Aesthetic and/as/against Philosophical Attunement: A Case Study of Literary-Philosophical Entanglements
Departing from perceptions of the literary-philosophical relationship as adversarial or competitive, this talk will discuss the development of the concept of Stimmung (translated as ‘mood’ or ‘attunement’) in 20th-century philosophy and art. As an ontological concept, Stimmung speaks to the ways in we affectively experience and attune ourselves to the world and others. In the aesthetic realm, it addresses the dynamic process of being drawn into the experiential sphere of an artwork while simultaneously bringing it into our own life sphere. While existential philosophy, most famously that of Heidegger, has notably advanced this long-standing concept from the German philosophical tradition, I argue that the most significant articulations of the concept have since appeared not in philosophy but in the realm of art. But can the aesthetic philosophies of attunement of the likes of Samuel Beckett and Thomas Bernhard extend this philosophical discourse or do they necessarily undermine and destroy it?

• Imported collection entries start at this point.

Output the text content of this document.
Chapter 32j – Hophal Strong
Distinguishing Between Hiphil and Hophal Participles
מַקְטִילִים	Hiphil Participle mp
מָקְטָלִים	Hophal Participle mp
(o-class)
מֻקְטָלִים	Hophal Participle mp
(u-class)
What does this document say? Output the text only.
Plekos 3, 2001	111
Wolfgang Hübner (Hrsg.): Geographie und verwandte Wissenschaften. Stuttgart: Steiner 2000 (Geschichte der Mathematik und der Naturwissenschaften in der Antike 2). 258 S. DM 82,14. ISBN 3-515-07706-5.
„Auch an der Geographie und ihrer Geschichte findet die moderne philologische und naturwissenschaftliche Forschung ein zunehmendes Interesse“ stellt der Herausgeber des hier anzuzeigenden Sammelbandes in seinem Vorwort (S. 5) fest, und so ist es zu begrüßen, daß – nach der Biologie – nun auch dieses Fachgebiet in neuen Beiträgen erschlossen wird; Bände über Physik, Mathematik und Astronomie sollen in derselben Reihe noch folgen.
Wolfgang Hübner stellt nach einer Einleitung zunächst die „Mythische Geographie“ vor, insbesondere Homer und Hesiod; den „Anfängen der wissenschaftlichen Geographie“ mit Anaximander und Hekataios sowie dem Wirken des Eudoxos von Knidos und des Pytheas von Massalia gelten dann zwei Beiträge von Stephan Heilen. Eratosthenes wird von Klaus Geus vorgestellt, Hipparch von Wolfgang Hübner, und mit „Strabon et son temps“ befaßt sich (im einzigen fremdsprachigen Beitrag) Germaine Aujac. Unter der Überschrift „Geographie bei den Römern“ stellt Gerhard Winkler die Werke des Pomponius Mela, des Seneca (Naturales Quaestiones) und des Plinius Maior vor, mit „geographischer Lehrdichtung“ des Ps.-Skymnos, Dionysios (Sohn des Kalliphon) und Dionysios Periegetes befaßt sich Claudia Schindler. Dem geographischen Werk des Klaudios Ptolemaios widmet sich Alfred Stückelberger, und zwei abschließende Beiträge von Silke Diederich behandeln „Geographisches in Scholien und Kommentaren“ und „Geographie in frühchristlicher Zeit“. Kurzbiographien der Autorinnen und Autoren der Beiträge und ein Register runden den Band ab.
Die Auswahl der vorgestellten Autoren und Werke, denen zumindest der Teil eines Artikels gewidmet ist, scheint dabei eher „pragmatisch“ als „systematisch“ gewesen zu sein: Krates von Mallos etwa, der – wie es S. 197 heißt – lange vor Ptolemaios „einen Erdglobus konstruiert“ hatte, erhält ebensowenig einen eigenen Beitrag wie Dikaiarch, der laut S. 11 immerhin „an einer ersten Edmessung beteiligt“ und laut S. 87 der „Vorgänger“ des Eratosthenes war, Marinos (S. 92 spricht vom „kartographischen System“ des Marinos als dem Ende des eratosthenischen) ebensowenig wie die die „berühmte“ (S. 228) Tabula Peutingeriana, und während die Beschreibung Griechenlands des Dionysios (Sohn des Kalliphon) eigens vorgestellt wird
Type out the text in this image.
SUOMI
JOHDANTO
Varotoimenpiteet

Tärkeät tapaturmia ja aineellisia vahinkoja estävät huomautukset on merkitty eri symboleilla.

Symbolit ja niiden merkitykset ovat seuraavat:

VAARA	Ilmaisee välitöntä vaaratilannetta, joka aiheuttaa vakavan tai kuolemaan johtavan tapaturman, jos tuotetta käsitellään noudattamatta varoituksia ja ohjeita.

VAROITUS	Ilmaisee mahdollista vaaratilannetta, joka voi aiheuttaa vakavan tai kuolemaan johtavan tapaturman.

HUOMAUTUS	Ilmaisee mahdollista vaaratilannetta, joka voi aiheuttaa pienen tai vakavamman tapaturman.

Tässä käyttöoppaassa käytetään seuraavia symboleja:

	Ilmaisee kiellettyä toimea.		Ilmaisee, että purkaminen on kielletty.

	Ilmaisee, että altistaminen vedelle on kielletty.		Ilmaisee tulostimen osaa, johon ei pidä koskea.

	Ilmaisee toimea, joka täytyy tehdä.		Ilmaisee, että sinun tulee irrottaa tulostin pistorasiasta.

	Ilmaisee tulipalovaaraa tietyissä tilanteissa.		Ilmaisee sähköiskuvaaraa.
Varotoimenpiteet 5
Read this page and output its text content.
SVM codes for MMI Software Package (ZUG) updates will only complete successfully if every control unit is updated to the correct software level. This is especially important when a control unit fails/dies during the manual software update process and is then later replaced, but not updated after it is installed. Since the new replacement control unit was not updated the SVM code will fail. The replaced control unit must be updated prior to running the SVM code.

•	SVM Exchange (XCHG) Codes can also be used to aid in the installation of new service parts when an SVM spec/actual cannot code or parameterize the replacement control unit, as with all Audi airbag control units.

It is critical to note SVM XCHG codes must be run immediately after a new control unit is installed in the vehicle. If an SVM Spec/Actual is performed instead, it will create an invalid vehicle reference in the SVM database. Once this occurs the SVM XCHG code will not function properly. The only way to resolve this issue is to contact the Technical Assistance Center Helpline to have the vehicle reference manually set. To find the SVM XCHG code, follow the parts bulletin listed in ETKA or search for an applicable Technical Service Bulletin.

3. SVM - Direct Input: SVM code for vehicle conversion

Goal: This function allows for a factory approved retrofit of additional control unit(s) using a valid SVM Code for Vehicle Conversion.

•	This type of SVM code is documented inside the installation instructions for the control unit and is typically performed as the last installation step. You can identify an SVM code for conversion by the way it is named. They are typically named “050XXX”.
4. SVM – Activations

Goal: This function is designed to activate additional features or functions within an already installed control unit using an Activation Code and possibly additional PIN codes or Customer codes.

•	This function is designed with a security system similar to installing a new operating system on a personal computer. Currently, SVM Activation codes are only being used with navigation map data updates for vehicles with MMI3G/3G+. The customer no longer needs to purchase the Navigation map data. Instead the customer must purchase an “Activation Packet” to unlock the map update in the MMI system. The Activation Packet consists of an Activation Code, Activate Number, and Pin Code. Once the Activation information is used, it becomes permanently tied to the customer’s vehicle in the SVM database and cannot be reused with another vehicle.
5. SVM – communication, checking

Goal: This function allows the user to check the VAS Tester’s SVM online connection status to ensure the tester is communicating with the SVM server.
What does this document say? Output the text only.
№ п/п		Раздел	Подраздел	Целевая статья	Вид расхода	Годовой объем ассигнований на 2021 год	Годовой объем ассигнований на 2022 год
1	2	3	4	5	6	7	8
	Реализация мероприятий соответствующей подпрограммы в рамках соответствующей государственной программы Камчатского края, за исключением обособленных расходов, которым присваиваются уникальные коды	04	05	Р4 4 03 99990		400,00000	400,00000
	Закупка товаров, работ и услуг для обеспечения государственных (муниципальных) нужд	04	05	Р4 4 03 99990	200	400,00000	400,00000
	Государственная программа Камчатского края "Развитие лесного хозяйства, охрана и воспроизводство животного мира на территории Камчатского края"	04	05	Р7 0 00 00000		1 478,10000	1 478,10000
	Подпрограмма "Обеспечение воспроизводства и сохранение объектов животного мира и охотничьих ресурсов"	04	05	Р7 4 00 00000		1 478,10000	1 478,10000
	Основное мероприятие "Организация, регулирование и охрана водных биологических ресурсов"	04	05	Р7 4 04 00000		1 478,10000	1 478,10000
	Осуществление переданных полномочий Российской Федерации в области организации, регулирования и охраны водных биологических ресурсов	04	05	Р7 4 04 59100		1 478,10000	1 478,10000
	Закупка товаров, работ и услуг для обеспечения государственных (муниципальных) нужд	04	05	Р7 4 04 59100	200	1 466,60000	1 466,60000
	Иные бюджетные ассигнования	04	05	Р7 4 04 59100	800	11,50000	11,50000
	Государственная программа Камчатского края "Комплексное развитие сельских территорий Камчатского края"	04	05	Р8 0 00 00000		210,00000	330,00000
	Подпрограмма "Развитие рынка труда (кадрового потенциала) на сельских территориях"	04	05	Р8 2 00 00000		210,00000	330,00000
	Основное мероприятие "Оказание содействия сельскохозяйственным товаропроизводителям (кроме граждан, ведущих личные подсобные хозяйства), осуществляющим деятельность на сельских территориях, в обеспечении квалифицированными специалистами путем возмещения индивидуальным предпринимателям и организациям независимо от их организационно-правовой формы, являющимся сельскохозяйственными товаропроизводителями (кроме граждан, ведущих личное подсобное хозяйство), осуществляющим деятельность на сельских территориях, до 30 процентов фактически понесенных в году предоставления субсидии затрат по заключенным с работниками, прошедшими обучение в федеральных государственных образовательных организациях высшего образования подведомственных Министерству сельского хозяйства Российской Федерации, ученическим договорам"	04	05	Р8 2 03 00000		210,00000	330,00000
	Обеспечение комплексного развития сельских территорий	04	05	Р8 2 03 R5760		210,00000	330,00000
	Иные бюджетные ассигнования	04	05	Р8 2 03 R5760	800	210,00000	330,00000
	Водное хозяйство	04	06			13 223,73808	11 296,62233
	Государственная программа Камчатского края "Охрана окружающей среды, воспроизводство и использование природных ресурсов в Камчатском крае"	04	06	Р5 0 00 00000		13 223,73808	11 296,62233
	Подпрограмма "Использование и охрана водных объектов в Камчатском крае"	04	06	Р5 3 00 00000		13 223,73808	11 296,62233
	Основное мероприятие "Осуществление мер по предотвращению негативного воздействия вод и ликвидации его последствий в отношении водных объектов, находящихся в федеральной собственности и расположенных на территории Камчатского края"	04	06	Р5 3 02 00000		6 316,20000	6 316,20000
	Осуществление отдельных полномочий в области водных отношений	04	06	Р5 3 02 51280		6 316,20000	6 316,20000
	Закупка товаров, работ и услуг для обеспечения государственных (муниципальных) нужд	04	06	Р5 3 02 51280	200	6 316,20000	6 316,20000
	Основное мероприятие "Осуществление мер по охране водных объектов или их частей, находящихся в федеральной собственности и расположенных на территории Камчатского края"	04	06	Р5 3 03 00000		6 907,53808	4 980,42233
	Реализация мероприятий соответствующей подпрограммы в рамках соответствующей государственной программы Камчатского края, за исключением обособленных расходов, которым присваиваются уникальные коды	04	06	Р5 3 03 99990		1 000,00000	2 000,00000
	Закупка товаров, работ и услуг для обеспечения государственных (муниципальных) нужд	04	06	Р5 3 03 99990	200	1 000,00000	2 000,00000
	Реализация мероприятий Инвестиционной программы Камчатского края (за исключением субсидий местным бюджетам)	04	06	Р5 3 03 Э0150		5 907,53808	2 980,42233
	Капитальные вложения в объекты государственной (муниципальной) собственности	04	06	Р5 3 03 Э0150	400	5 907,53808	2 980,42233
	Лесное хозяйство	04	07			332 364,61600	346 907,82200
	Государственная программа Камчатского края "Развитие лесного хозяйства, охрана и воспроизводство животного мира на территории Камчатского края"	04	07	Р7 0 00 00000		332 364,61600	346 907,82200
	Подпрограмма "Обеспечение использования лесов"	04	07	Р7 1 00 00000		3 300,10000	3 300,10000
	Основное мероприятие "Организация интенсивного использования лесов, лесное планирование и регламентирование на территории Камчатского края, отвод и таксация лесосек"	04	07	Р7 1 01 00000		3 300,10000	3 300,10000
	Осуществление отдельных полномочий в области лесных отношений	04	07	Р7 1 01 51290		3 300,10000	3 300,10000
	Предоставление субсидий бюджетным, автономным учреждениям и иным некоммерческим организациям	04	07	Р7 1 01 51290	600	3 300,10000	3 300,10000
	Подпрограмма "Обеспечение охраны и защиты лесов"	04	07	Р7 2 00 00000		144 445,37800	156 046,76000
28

Poetry, Ethics, and Life with Others
Scholars working at the crossroads of literature and philosophy have long been compelled by the idea that literary and artistic works offer us much more than fictions or representations and help us “think.” Some of the most suggestive and persuasive work in this tradition show us how literary works, for example, take up long-standing philosophical questions about ethics, identity, epistemology, desire, and our forms of political orientation in the world. My talk considers the ways that poems touch and grapple with central questions in ethics and how these ways are fundamentally different from modes of traditional philosophy. My paper considers how poetry has the ability to pose ethical questions about living with others with special force and coherence. My main case study is Wordsworth, and I take up Wittgenstein at some length, and other cases from the history of poetry and of aesthetics fill out my explorations.